More on the Winter Palace Developments

I’m sure that you are all now aware of the plans for the Winter Palace and the surrounding areas. The Mubarak Tourist Bazaar, which is next door and to the NE, has been running down for a considerable amount of time. In fact it has been an eyesore for a few years. The park area in front has been ‘done up’ several times, but didn’t actually amount to anything very pleasant. Many of the shops within have been empty for quite some time as well.
I took the following picture of (or so I was told) the Luxor Police Band playing there a few years ago.

Click on the picture to make it bigger.

Whilst I am fully aware of the huge amount of distress which has been caused to so many everyday folk here in Luxor by the re-shaping and redevelopment of the town on both East and West banks, it hasn’t actually impacted on me until I saw some of my friends businesses affected the other day. It came about like this:
I was walking along the Corniche, passing the OWP, towards the Temple. Suddenly, I realised that the trees, which have so often been the cause of me walking with my head bent down, were not there! “What’s up here?” I thought. As I approached the two year old shoeshine boy, I began to see!
I rounded the corner only to be met by total devastation,

and a sad looking Mr. Aboudi and his trusty ‘right hand’ Uncle Mohamed. “They came and did this at 1 o’clock in the morning” blurted the old fixer, “when we weren’t here!”
Did I say old? He's the same age as me!!!!

Mr Aboudi, behind his sunglasses, and his devoted cousin, Uncle Mohamed.

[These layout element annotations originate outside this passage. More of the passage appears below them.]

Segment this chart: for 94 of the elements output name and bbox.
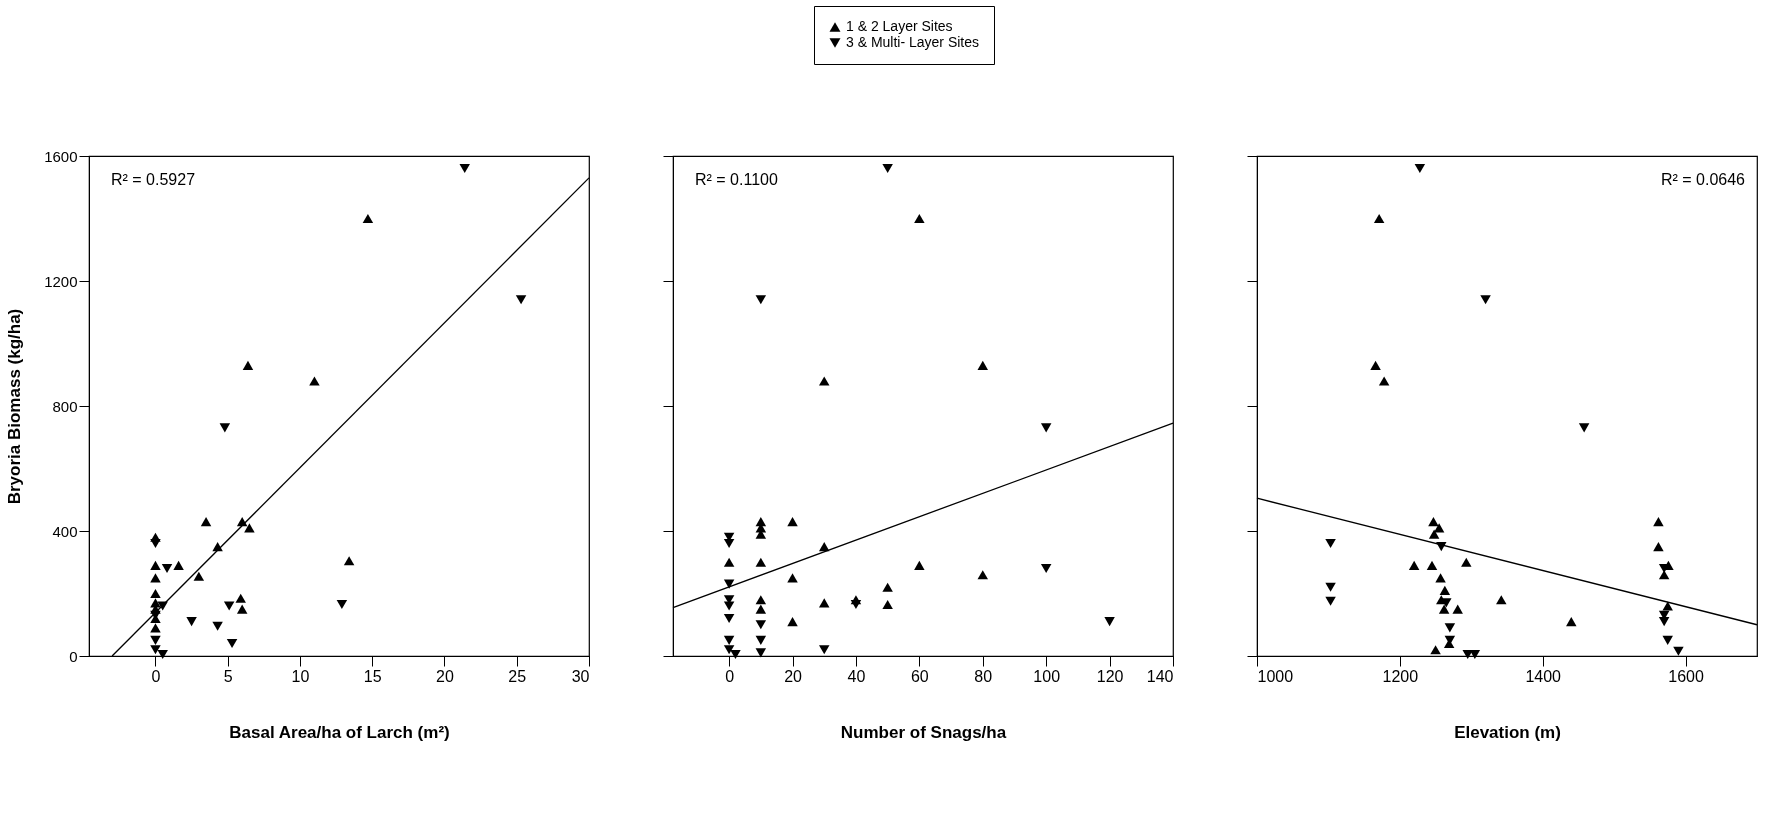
y-axis-title: Bryoria Biomass (kg/ha) bbox=[5, 308, 25, 505]
y-tick-label: 800 bbox=[52, 397, 78, 415]
point bbox=[977, 570, 989, 580]
point bbox=[723, 601, 735, 611]
point bbox=[818, 598, 830, 608]
point bbox=[882, 163, 893, 174]
point bbox=[787, 617, 798, 627]
x-axis-title: Number of Snags/ha bbox=[840, 722, 1007, 742]
point bbox=[755, 517, 767, 527]
point bbox=[723, 538, 735, 549]
x-tick-label: 10 bbox=[291, 667, 310, 685]
point bbox=[515, 295, 527, 305]
x-tick-label: 100 bbox=[1033, 667, 1061, 685]
point bbox=[755, 620, 767, 630]
point bbox=[157, 649, 168, 659]
point bbox=[787, 573, 798, 583]
point bbox=[818, 542, 830, 552]
point bbox=[150, 645, 161, 655]
point bbox=[723, 635, 735, 645]
x-tick-label: 1200 bbox=[1382, 667, 1419, 685]
x-tick-label: 20 bbox=[784, 667, 803, 685]
point bbox=[150, 635, 161, 645]
point bbox=[309, 376, 320, 386]
point bbox=[459, 163, 470, 174]
x-tick-label: 120 bbox=[1096, 667, 1124, 685]
point bbox=[818, 376, 830, 386]
x-tick-label: 0 bbox=[725, 667, 735, 685]
point bbox=[242, 360, 254, 370]
point bbox=[200, 517, 212, 527]
point bbox=[755, 604, 767, 614]
point bbox=[244, 523, 255, 533]
x-tick-label: 140 bbox=[1146, 667, 1174, 685]
point bbox=[236, 604, 248, 614]
point bbox=[723, 557, 735, 567]
x-tick-label: 80 bbox=[974, 667, 993, 685]
point bbox=[193, 571, 205, 581]
x-axis-title: Elevation (m) bbox=[1454, 722, 1561, 742]
x-tick-label: 25 bbox=[508, 667, 527, 685]
point bbox=[914, 213, 925, 224]
point bbox=[723, 645, 735, 655]
point bbox=[150, 623, 161, 633]
legend-label: 1 & 2 Layer Sites bbox=[846, 18, 953, 34]
point bbox=[161, 563, 173, 574]
point bbox=[150, 560, 161, 570]
point bbox=[1104, 617, 1115, 627]
point bbox=[362, 213, 374, 224]
point bbox=[914, 560, 925, 570]
point bbox=[882, 599, 893, 609]
x-tick-label: 20 bbox=[436, 667, 454, 685]
point bbox=[235, 593, 246, 603]
x-tick-label: 1400 bbox=[1525, 667, 1562, 685]
point bbox=[150, 538, 161, 549]
point bbox=[723, 613, 735, 624]
point bbox=[226, 638, 238, 649]
point bbox=[343, 556, 355, 566]
point bbox=[150, 588, 161, 599]
y-tick-label: 1200 bbox=[44, 272, 78, 290]
point bbox=[755, 595, 767, 605]
point bbox=[336, 599, 348, 609]
y-tick-label: 0 bbox=[69, 647, 78, 665]
point bbox=[755, 557, 767, 567]
x-tick-label: 1600 bbox=[1668, 667, 1704, 685]
point bbox=[818, 645, 830, 655]
point bbox=[850, 599, 862, 609]
y-tick-label: 1600 bbox=[44, 147, 78, 165]
x-tick-label: 5 bbox=[223, 667, 233, 685]
point bbox=[223, 601, 235, 611]
point bbox=[977, 360, 989, 370]
x-tick-label: 40 bbox=[847, 667, 866, 685]
point bbox=[1040, 423, 1052, 433]
annotation: R² = 0.1100 bbox=[695, 171, 778, 188]
legend-label: 3 & Multi- Layer Sites bbox=[846, 34, 980, 50]
point bbox=[755, 635, 767, 645]
annotation: R² = 0.5927 bbox=[111, 171, 196, 188]
x-axis-title: Basal Area/ha of Larch (m²) bbox=[229, 722, 450, 742]
point bbox=[755, 295, 767, 305]
x-tick-label: 1000 bbox=[1257, 667, 1294, 685]
point bbox=[186, 617, 197, 627]
point bbox=[150, 573, 161, 583]
point bbox=[882, 582, 893, 592]
annotation: R² = 0.0646 bbox=[1660, 171, 1746, 188]
y-tick-label: 400 bbox=[52, 522, 78, 540]
point bbox=[212, 621, 223, 631]
point bbox=[219, 423, 231, 433]
point bbox=[787, 517, 798, 527]
x-tick-label: 30 bbox=[571, 667, 590, 685]
x-tick-label: 0 bbox=[151, 667, 161, 685]
point bbox=[157, 601, 168, 611]
point bbox=[173, 560, 184, 570]
point bbox=[1040, 563, 1052, 574]
x-tick-label: 60 bbox=[910, 667, 929, 685]
point bbox=[730, 649, 741, 659]
point bbox=[755, 648, 767, 658]
x-tick-label: 15 bbox=[363, 667, 382, 685]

Click on the picture to make it bigger.

Needless to say that the Aboudis are in a right state over this. The family whose Grandfather wrote the first Egyptian Guide Book (or so I’m told) feel that they are being treated shamefully. I asked my friends where they would go, and both replied that they had no idea until now.
After commiserating with them in their time of trouble, I stumbled on over the piles of broken tiles, soil and various other debris, until I came across another familiar face (and one which has been on the BBC, no less) it was Mr Jadhallah (just as well known as Mr. Shakespeare) the felucca captain.
He was standing, forlornly, next to what used to be his ‘office’, which was a seat on the grass for many a long year. “To be, or not to be, that is the question, or; what am I going to do now?” But, as ever, he is looking on the bright side “AAACTUALLY, you could brighten my day right now by coming for a lovely sail to Banana Island, it’s a good wind?”

Click on the picture to make it bigger.

I managed to make my escape around the corner before I felt my hand going towards my wallet. (It was empty anyway, so no good to Mr. Jadhallah.) The devastation continued. I finally got near to where my neighbour’s shop is (the last one on the block) and saw that it would be a circuititious route around a felled tree to be able to get into it. There he was, also with a glum face, but chomping on a falafel sandwich and with a smile for the camera.

Click on the picture to make it bigger.

It’s all very well saying that they will all be given the opportunity to have bright new premises somewhere else, even nearby, but when will this be? Will they have the same amount of passing trade? Who will keep them in the meantime?

All this is being done in the name of TOURISM! That’s you and me, I’m sorry to say. Whether we like it or not; the powers that be have decided that this is the sort of development which is needed to increase the tourists’ spend ($$$$$) in Luxor. I loved the ‘quaint’ unpaved streets (like ours, for instance) and the mudbrick buildings and the donkey carts etc. etc. But the truth is that the inhabitants of Luxor deserve better than we, as tourists, would allow them to have. They should be able to depend on decent public services, and to not be afraid of going into hospital, and to feel that the police are on their side! These things, and many more, need to be funded from somewhere. And tourism is the only major source of foreign, or ‘hard’ currency in the area.

It truly seems that the ‘decision makers’ are between a rock and a hard place! As my neighbour, Abdullah, would say, “God help them!”